February 24, 2020

New Data Ingestion Network for Databricks: The Partner Ecosystem for Applications, Database, and Big Data Integrations into Delta Lake

Get an early preview of O'Reilly's new ebook for the step-by-step guidance you need to start using Delta Lake.

Organizations have a wealth of information siloed in various sources, and pulling this data together for BI, reporting and machine learning applications is one of the biggest obstacles to realizing business value from data. The data sources vary from operational databases such as Oracle, MySQL, etc. to SaaS applications like Salesforce, Marketo, etc. Ingesting all this data into a central lakehouse is often hard, in many cases requiring custom development and dozens of connectors or APIs that change over time and then break the data loading process. Many companies use disparate data integration tools that require data engineers to write scripts and schedule jobs, schedule triggers and handle job failures, which does not scale and creates massive operational overhead.

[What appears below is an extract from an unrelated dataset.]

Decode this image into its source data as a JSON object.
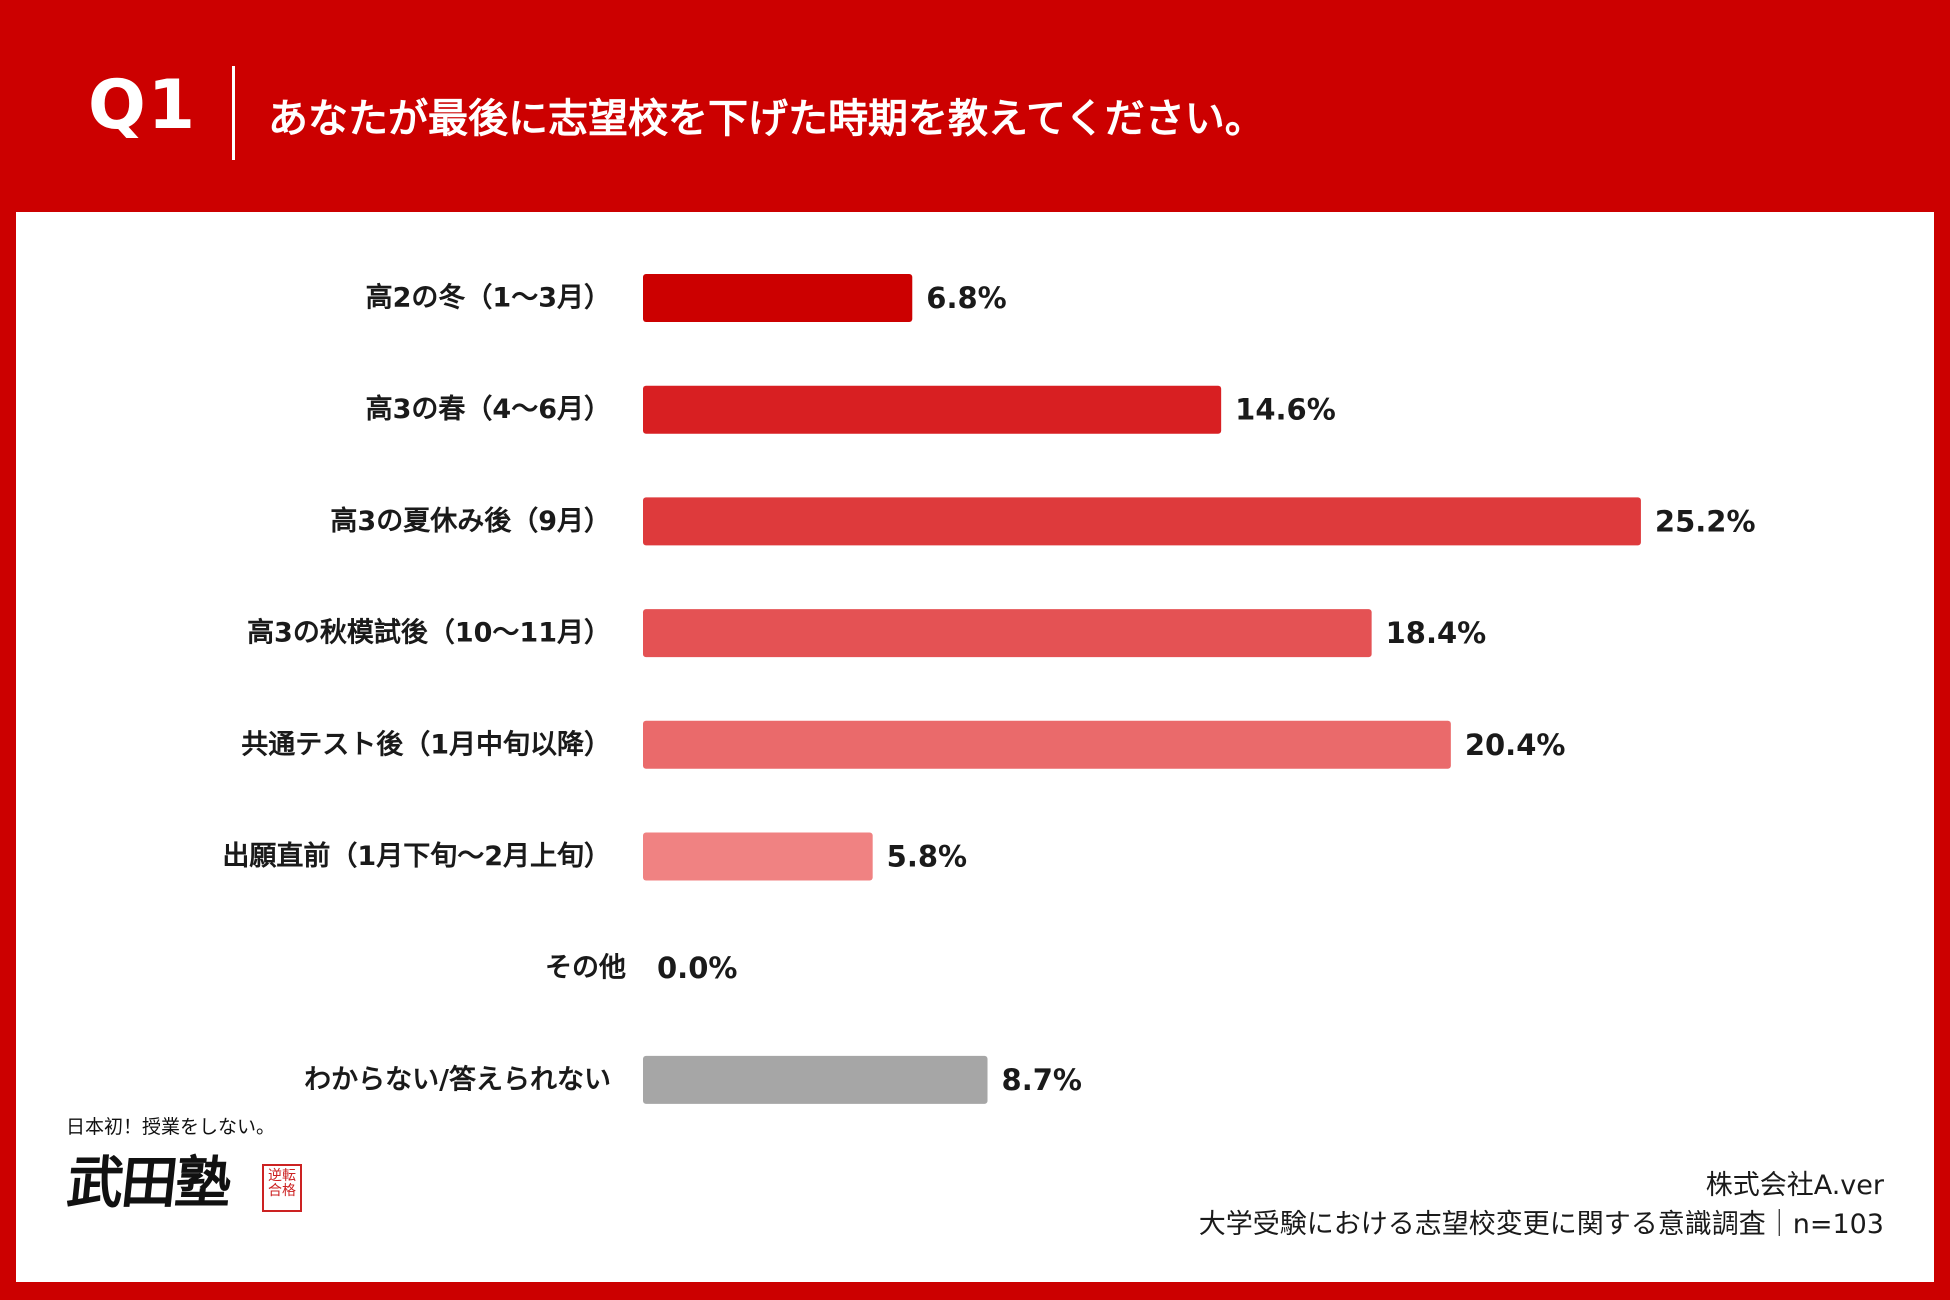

Introducing the Data Ingestion Network

To solve this problem, today we launched our Data Ingestion Network that enables an easy and automated way to populate your lakehouse from hundreds of data sources into Delta Lake. We are excited about the many partners announced today that have joined our Data Ingestions Network - Fivetran, Qlik, Infoworks, StreamSets, Syncsort. Their integrations to Data Ingest provide hundreds of application, database, mainframe, file system, and big data system connectors, and enable automation to move that disparate data into an open, scalable lakehouse on Databricks quickly and reliably. Customers using Azure Databricks already benefit from the native integration with Azure Data Factory to ingest data from many sources.

Key Benefits of the Data Ingestion Network

1. Real-time, Automated Data Movement

The ingest process is optimized for change data capture (CDC), and enables easy automation to load new or updated datasets into Delta Lake. Data engineers no longer need to spend time developing this complex logic, or processing the datasets manually each time. The data in Delta Lake can be automatically synced with changes and kept up to date.

2. Out-of-the-Box Connectors

Data engineers, Data scientists, and Data analysts have access to out-of-the-box connectors through the Data Ingest Network of partners to SaaS applications like Salesforce, Marketo, Google Analytics, and Databases like Oracle, MySQL and Teradata, plus file systems, mainframes, and many others. This makes it much easier to set up, configure and maintain the data connections to hundreds of different sources.

3. Data Reliability

Data ingestion into Delta Lake supports ACID transactions that makes data ready to query and analyze. This makes more enterprise data available to BI, reporting, data science and machine learning applications to drive better decision-making and business outcomes.

Data Ingestion Set Up in 3 Steps

End-users can discover and access the integration setup the Data Ingestion Network of partners through the Databricks Partner Gallery.

Step 1: Partner Gallery

Navigate to the Partner Integrations menu to see the Data Ingestion Network of partners. We call this the Partner Gallery. Follow the Set up guide instructions for your chosen partner.

The Data Ingestion Network of partners offer native integration into Delta Lake.

Step 2: Set up Databricks

Next, set up your Databricks workspace to enable partner integrations to push data into Delta Lake. Do the following:

Create a Databricks token that will be used for authentication by the partner product

Step 2 of the Data Ingestion Network setup requires you to log in to your Databricks account and create an authentication token.

From the Databricks cluster page, copy the JDBC/ODBC URL

Copy the JDBC/ODBC URL from the cluster page to continue set up of the Data Ingestion Network

Step 3: Choose the data sources, select Databricks as the destination

Using the partner product, choose the data sources you want to pull data from and choose Databricks as the destination. Enter the token and JDBC information from step 2, and set up the job that will then pull data from your data source and push it into Databricks in the Delta Lake format.

That’s it! Your data is now in Delta Lake, ready to query and analyze.

A Powerful Data Source Ecosystem to Address Data Ingestion Needs

The Data Ingestion Network is a managed offering that allows data teams to copy and sync data from hundreds of data sources using auto-load and auto-update capabilities. Fivetran, Qlik, Infoworks, StreamSets, and Syncsort are available today, along with Azure Data Factory that already provided native integration for Azure Databricks customers to ingest data from many sources. Together these partners enable access to an extensive collection of data sources that are both cloud-based and on-premises.

The Databricks Ingestion Network of partners support a wide range of popular data sources, including databases, SaaS applications, and social media platforms.

The Goal of the Data Ingestion Network

With the Data Ingestion Network, we set out to build an ecosystem of data access that allows customers to realize the potential of combining big data and data from cloud-based applications, databases, mainframes and files systems. By simplifying the data ingestion process compared to traditional ETL, customers have the ability to overcome the complexity and maintenance cost typically associated with pulling data together from many disparate sources. This accelerates the path to maximizing the business value from data across BI, reporting and machine learning applications.